Danny exhaled. “Thank you. That’s awesome.”
“We take care of our own, Dannyboy. And I told her to call me if she needs anything. I guess that asshole with the unknown number is still texting her.”
“Yeah.”
There was a pause. “I don’t usually say this, Danny, but if there’s any way you could talk to her about backing off of Ripkin, it might be a good idea. This is not to say that she can’t handle herself or that justice doesn’t need to be served. But there are a lot of bodies around anything that threatens that asshole in his ivory tower in Boston. I don’t want her to be the next one floating in the ocean or buried in a landfill.”
“Neither do I.”
After they hung up, he stared at the phone. And called her one more time. He didn’t think she was going to answer—and she didn’t.
As voicemail kicked in, he cleared his throat. “So I’m guessing by the fact that you’ll talk to Jack and not me that Moose called you about the drama this morning between him and Deandra. I just want— It’s got nothing to do with me. Deandra was just shooting her mouth off about shit because she pissed off about money. I really hope you’ll call me so we can talk about it. I love you, Anne. I wanted to tell you in person this morning, but I lost my nerve. I really . . . I love you and we were headed in a good direction. I want to keep going like that, for the rest of my life. Anyway, call me. Please.”
Ending the connection, he stared at his phone until the lock screen came on. Then he looked at it some more.
When it stayed black, he didn’t know what he expected.
Bullshit. He’d thought she’d listen
and call him back and tell him she loved him and Moose was in a bad relationship with a bad woman and it was all just a misunderstanding.
Putting the cell phone back in his pocket, he smoked and thought of the nightmare that had woken him in Anne’s bed.
It had been him back at that apartment where the old lady had been gutted. He had walked into the room, taken a look at the mutilated body, and started to throw up.
And then everything had morphed and he had been the one with hands and feet tied, screaming as a shadowy perpetrator had cut him open and removed his internal organs.
That had been a party compared to what he was feeling right now, stuck at the stationhouse while what little glimpse of a good life he’d had dimmed . . . and disappeared into the night as if it had never existed.
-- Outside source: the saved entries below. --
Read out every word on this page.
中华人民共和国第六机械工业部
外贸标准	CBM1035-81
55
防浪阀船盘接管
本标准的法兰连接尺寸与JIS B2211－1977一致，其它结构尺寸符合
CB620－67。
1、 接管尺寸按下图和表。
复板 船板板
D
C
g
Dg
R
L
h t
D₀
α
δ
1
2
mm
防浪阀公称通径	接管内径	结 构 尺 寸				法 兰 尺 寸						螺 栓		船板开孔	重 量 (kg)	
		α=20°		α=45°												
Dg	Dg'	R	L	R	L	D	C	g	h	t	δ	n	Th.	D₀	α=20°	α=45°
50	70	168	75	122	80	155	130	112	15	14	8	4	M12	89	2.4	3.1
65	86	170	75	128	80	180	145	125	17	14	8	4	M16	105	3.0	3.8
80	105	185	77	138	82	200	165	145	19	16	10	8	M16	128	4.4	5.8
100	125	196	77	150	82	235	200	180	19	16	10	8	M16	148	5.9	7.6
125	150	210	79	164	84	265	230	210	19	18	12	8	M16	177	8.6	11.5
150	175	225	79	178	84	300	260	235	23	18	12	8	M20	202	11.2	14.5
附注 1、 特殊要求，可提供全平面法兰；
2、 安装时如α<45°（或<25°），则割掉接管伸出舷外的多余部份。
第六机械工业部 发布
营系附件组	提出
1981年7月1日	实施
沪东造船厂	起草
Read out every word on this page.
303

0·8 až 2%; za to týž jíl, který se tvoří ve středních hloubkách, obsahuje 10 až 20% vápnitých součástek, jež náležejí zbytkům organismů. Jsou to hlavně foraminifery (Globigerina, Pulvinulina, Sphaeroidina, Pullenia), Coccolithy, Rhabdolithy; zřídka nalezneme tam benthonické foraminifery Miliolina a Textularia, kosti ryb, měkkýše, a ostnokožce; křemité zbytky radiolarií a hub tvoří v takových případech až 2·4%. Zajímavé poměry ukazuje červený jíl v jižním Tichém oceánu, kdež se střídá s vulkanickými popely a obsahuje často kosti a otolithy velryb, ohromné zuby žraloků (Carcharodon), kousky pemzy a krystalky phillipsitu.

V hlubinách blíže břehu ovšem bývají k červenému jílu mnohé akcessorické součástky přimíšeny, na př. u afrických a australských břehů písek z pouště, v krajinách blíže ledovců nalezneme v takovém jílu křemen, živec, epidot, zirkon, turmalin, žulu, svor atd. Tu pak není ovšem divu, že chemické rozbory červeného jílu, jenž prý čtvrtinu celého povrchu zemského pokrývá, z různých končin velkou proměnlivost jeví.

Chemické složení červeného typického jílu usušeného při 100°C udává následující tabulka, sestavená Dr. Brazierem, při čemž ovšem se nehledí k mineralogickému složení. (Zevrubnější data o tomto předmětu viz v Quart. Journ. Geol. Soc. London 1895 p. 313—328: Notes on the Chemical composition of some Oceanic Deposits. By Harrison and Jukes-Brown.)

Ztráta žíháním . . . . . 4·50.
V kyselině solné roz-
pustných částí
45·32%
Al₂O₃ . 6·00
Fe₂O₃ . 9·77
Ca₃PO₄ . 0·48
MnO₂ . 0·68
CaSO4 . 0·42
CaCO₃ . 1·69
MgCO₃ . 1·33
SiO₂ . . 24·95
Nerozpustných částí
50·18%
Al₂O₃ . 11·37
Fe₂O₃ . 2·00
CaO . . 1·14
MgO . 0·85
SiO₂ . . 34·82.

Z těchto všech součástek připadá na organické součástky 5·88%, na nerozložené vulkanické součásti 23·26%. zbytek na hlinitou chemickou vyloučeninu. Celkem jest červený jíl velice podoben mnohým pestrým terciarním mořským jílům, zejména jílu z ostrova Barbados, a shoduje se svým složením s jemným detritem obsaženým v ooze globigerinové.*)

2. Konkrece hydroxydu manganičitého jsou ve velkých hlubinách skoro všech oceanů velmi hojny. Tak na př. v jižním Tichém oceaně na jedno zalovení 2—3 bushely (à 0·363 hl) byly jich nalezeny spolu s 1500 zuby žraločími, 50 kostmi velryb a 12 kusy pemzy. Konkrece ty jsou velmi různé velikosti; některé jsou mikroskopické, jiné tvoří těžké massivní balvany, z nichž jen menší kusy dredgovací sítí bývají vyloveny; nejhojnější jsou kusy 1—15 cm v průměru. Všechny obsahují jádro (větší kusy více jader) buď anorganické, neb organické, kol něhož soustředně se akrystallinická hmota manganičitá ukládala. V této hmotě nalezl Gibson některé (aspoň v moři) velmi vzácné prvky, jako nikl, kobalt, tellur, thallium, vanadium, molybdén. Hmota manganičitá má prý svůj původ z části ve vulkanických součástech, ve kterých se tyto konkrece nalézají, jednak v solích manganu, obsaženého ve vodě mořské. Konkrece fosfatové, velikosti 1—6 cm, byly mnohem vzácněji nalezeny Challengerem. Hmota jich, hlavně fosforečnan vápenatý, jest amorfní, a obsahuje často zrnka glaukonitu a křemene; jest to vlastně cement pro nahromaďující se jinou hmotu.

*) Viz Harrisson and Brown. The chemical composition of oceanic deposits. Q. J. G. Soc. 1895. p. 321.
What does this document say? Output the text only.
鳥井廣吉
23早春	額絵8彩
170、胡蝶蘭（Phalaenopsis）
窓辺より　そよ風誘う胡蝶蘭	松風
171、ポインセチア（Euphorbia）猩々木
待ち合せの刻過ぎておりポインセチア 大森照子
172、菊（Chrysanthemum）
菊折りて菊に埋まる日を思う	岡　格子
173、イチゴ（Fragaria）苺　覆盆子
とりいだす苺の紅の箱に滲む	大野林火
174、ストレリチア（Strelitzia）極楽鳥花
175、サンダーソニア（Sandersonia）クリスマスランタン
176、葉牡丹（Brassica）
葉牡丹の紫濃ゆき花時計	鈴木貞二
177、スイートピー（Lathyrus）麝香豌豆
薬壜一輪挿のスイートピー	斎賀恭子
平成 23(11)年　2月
He was going to fucking kill Moose.
chapter
49
Anne sat back on her sofa and closed her eyes. It was going on ten o’clock and she was surrounded by printouts of reports on those warehouse fires, the papers like the snow cover of winter, a December of documents on the floor, the coffee table, the cushions.
Except for where Soot was curled up next to her.
She had been going over the same information and nothing was sticking anymore. Good distraction, though. It had gotten her through dinner and past the dead zone before bedtime.
“You want to go out one last time?”
Soot knew the cue and obligingly got off his spot. The jingle of his collar was a welcome accompaniment as they went to the back door and she turned off the security system by her remote.
Before she stepped outside, she took the nine-millimeter handgun she’d left on the corner of her desk with her.
The night was cold and dry, and the outside lights were bright and clear. She took comfort that her neighbors were all home, their lights on, their bodies moving in and out of windows as the whole neighborhood settled for the rest of the night.